Tamas Dobozy. Milkweed (PGW, dist.), $16 trade paper (448p) ISBN 978-1-57131-097-2
PEN/O. Henry Prize winner Dobozy’s energetic stories, a baker’s dozen, are full of Eastern Europeans (Sándor, Tíbor, Lujza, etc.) involved in events unusual to Western readers that are part of the characters’ everyday lives. A natural storyteller, Dobozy typically launches intriguingly titled tales with a declarative sentence that increases the interest: “The Ghosts of Budapest and Toronto” begins “Mária didn’t die in the siege of Budapest”; likewise, “The Miracles of Saint Marx” starts: “One of the weirder people to surface during the era of Hungarian communism...” When not in Europe, Dobozy’s characters are typically strangers in a strange land.
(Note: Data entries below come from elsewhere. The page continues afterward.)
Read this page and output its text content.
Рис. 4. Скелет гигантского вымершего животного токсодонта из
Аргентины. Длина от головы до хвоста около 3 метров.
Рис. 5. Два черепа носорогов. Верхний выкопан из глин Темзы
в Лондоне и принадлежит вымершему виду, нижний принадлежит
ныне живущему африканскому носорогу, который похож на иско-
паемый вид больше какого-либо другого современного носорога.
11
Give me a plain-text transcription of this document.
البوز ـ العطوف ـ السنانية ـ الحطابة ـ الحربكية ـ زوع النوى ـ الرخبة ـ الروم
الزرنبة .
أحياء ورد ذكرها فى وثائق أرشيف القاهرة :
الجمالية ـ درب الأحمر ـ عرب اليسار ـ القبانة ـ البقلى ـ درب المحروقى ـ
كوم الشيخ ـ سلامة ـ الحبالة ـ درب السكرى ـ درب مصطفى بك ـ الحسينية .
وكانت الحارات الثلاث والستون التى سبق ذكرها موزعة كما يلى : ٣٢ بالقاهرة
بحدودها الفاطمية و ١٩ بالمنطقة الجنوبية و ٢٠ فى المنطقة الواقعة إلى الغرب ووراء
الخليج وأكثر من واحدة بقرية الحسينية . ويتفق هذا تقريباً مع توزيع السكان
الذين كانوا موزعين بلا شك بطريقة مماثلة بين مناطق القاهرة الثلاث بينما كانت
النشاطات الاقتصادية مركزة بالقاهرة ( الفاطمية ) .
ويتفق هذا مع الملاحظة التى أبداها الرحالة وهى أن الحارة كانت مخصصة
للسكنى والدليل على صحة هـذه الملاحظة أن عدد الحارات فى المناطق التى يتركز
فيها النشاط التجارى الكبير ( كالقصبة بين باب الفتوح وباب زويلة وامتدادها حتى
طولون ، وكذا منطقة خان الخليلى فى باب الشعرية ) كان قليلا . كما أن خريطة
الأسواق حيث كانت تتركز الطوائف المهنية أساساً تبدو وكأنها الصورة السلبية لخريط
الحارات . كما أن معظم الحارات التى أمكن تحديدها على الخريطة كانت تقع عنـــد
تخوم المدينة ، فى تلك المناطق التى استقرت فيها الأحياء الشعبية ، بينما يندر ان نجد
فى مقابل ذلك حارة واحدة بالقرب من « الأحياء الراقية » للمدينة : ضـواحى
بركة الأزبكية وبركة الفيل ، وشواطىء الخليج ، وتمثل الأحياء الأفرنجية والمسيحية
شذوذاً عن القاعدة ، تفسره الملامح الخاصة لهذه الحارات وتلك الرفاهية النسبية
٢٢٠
Narrated by a Fulbright Scholar studying at NYU, “The Atlas of B. Görbe” centers on an elderly and revered yet also overindulgent and corpulent Hungarian-born author (the titular Görbe) who maneuvers in Manhattan like a bull in a china shop. “The Homemade Doomsday Machine” charts a little boy’s obsession with the work of émigré nuclear scientist Otto Kovács, who visits him with the machine’s prototype after an exchange of letters. The centerpiece is the novella-length “The Beautician,” an engrossing tale of love and betrayal among members of the Szécsényi Club, a Hungarian intellectual society in Toronto. Colorful and rich in detail and full of life. (Feb.)